Every object can be characterized by two attributes: it may be reachable, finalizer- reachable, or unreachable, and it may also be unfinalized, finalizable, or finalized.
A reachable object is any object that can be accessed in any potential continuing computation from any live thread. Optimizing transformations of a program can be designed that reduce the number of objects that are reachable to be less than those which would naively be considered reachable. For example, a compiler or code generator may choose, explicitly or implicitly, to set a variable or parameter that will no longer be used to null
to cause the storage for such an object to be potentially reclaimable sooner. A finalizer-reachable object can be reached from some finalizable object through some chain of references, but not from any live thread. An unreachable object cannot be reached by either means.
An unfinalized object has never had its finalizer automatically invoked; a finalized object has had its finalizer automatically invoked. A finalizable object has never had its finalizer automatically invoked, but the Java Virtual Machine may eventually automatically invoke its finalizer.
The life cycle of an object obeys the following transition diagram, where we abbreviate "finalizer-reachable" as "f-reachable":
When an object is first created (A), it is reachable and unfinalized.
As references to an object are discarded during program execution, an object that was reachable may become finalizer-reachable (B, C, D) or unreachable (E, F). (Note that a finalizer-reachable object never becomes unreachable directly; it becomes reachable when the finalizer from which it can be reached is invoked, as explained below.)
If the Java Virtual Machine detects that an unfinalized object has become finalizer-reachable or unreachable, it may label the object finalizable (G, H); moreover, if the object was unreachable, it becomes finalizer-reachable (H).
If the Java Virtual Machine detects that a finalized object has become unreachable, it may reclaim the storage occupied by the object because the object will never again become reachable (I).
At any time, a Java Virtual Machine may take any finalizable object, label it finalized, and then invoke its finalize
method in some thread. This causes the object to become finalized and reachable (J, K), and it also may cause other objects that were finalizer-reachable to become reachable again (L, M, N).
A finalizable object cannot also be unreachable; it can be reached because its finalizer may eventually be invoked, whereupon the thread running the finalizer will have access to the object, as this
(§15.7.2). Thus, there are actually only eight possible states for an object.
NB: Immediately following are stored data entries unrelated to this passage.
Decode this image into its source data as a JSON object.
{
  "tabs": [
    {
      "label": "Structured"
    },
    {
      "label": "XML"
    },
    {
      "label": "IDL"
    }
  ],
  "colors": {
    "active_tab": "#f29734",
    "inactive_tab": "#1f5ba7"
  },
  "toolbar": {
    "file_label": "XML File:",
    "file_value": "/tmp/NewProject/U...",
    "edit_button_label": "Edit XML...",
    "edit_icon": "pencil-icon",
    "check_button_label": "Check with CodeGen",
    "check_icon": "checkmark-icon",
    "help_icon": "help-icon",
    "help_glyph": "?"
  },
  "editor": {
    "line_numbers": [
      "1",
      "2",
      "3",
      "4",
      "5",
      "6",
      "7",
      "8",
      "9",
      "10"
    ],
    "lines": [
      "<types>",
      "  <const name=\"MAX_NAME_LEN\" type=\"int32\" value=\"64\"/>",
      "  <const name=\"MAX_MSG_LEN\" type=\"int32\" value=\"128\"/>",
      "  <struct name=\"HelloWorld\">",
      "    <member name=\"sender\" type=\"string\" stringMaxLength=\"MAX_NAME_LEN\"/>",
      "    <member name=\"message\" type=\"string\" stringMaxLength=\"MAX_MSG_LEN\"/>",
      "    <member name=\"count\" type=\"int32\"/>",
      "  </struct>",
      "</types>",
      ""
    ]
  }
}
After an object has been finalized, no further action is taken until the automatic storage management determines that it is unreachable. Because of the way that an object progresses from the unfinalized state through the finalizable state to the finalized state, the finalize
method is never automatically invoked more than once by a Java Virtual Machine for each object, even if the object is again made reachable after it has been finalized.
Explicit invocation of a finalizer ignores the current state of the object and does not change the state of the object from unfinalized or finalizable to finalized.
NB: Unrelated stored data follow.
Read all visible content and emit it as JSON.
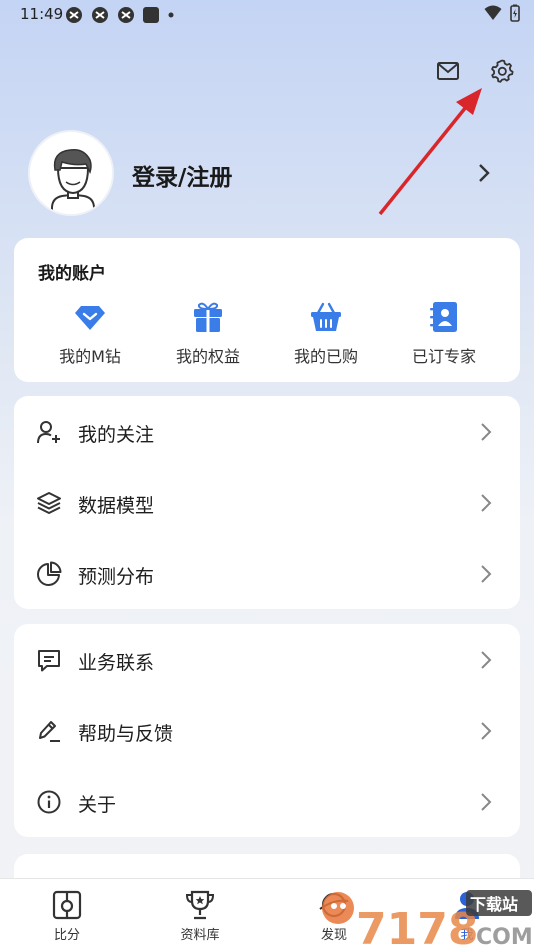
{
  "status_bar": {
    "time": "11:49",
    "icons": [
      "app-notification-icon",
      "app-notification-icon",
      "app-notification-icon",
      "square-notification-icon",
      "dot-icon"
    ],
    "right_icons": [
      "wifi-icon",
      "battery-icon"
    ]
  },
  "header": {
    "icons": [
      "mail-icon",
      "gear-icon"
    ]
  },
  "profile": {
    "login_label": "登录/注册"
  },
  "account": {
    "title": "我的账户",
    "items": [
      {
        "label": "我的M钻",
        "icon": "diamond-icon"
      },
      {
        "label": "我的权益",
        "icon": "gift-icon"
      },
      {
        "label": "我的已购",
        "icon": "basket-icon"
      },
      {
        "label": "已订专家",
        "icon": "contact-book-icon"
      }
    ]
  },
  "menu_group_1": [
    {
      "label": "我的关注",
      "icon": "follow-user-icon"
    },
    {
      "label": "数据模型",
      "icon": "layers-icon"
    },
    {
      "label": "预测分布",
      "icon": "pie-chart-icon"
    }
  ],
  "menu_group_2": [
    {
      "label": "业务联系",
      "icon": "message-icon"
    },
    {
      "label": "帮助与反馈",
      "icon": "pen-feedback-icon"
    },
    {
      "label": "关于",
      "icon": "info-icon"
    }
  ],
  "bottom_nav": [
    {
      "label": "比分",
      "icon": "score-icon"
    },
    {
      "label": "资料库",
      "icon": "trophy-icon"
    },
    {
      "label": "发现",
      "icon": "discover-icon"
    },
    {
      "label": "我",
      "icon": "user-icon"
    }
  ],
  "watermark": {
    "text": "7178",
    "subtext": "下载站",
    "domain": "COM"
  },
  "colors": {
    "accent": "#2a63d8",
    "icon_blue": "#3b7de8",
    "annotation_red": "#d9262b"
  }
}
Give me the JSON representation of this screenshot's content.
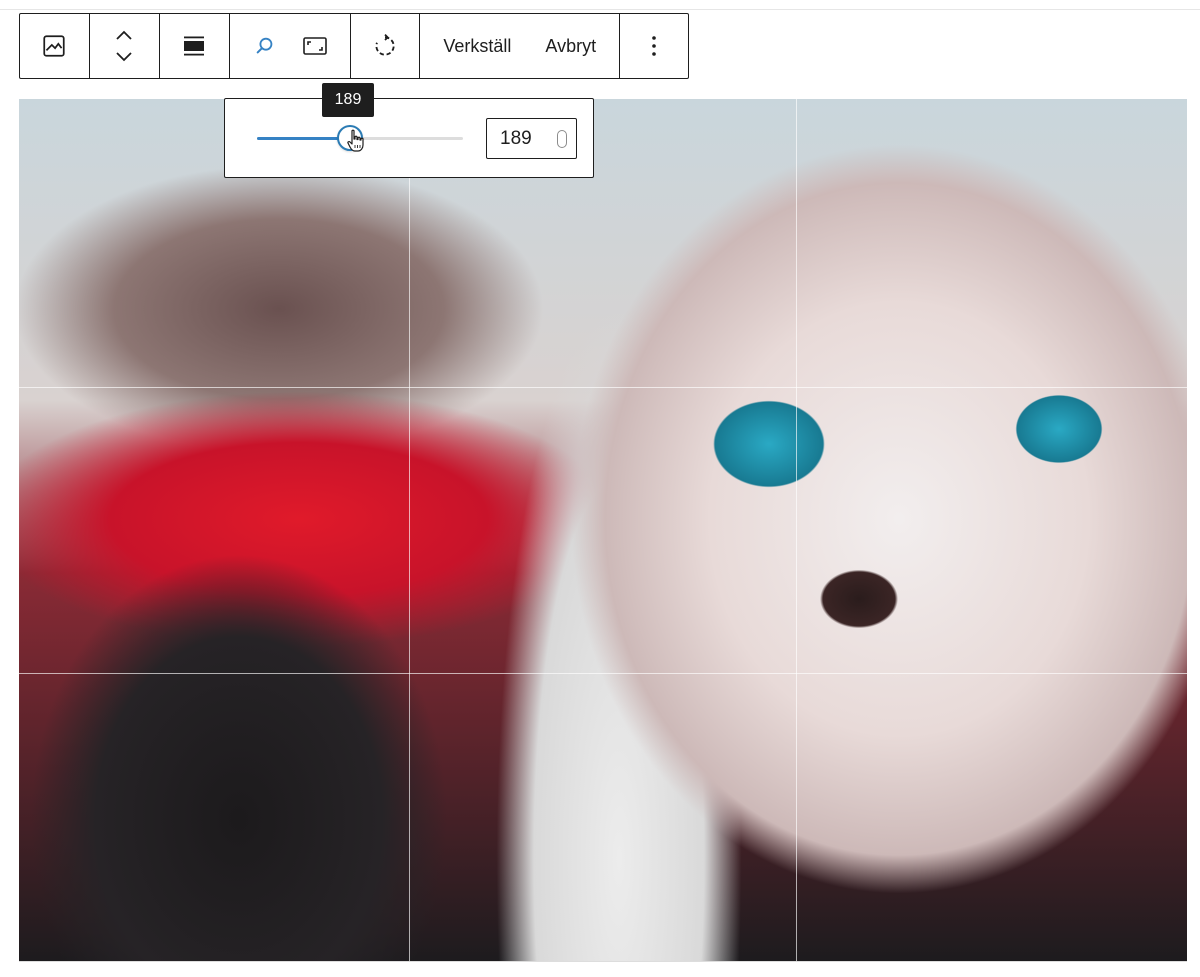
{
  "toolbar": {
    "groups": [
      {
        "items": [
          {
            "icon": "image-icon"
          }
        ]
      },
      {
        "items": [
          {
            "icon": "chevron-up-down-icon"
          }
        ]
      },
      {
        "items": [
          {
            "icon": "align-full-width-icon"
          }
        ]
      },
      {
        "items": [
          {
            "icon": "zoom-search-icon",
            "active": true
          },
          {
            "icon": "aspect-ratio-icon"
          }
        ]
      },
      {
        "items": [
          {
            "icon": "rotate-icon"
          }
        ]
      },
      {
        "items": [
          {
            "label": "Verkställ"
          },
          {
            "label": "Avbryt"
          }
        ]
      },
      {
        "items": [
          {
            "icon": "more-vertical-icon"
          }
        ]
      }
    ],
    "apply_label": "Verkställ",
    "cancel_label": "Avbryt"
  },
  "zoom": {
    "value": "189",
    "tooltip": "189",
    "slider_fraction": 0.45
  },
  "colors": {
    "accent": "#3582c4",
    "border": "#1e1e1e",
    "tooltip_bg": "#1e1e1e"
  }
}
If a class does not override method finalize
of class Object
(or overrides it in only a trivial way, as described above), then if instances of such as class become unreachable, they may be discarded immediately rather than made to await a second determination that they have become unreachable. This strategy is indicated by the dashed arrow (O) in the transition diagram.
Java programmers should also be aware that a finalizer can be automatically invoked, even though it is reachable, during finalization-on-exit (§12.9); moreover, a finalizer can also be invoked explicitly as an ordinary method. Therefore, we recommend that the design of finalize
methods be kept simple and that they be programmed defensively, so that they will work in all cases.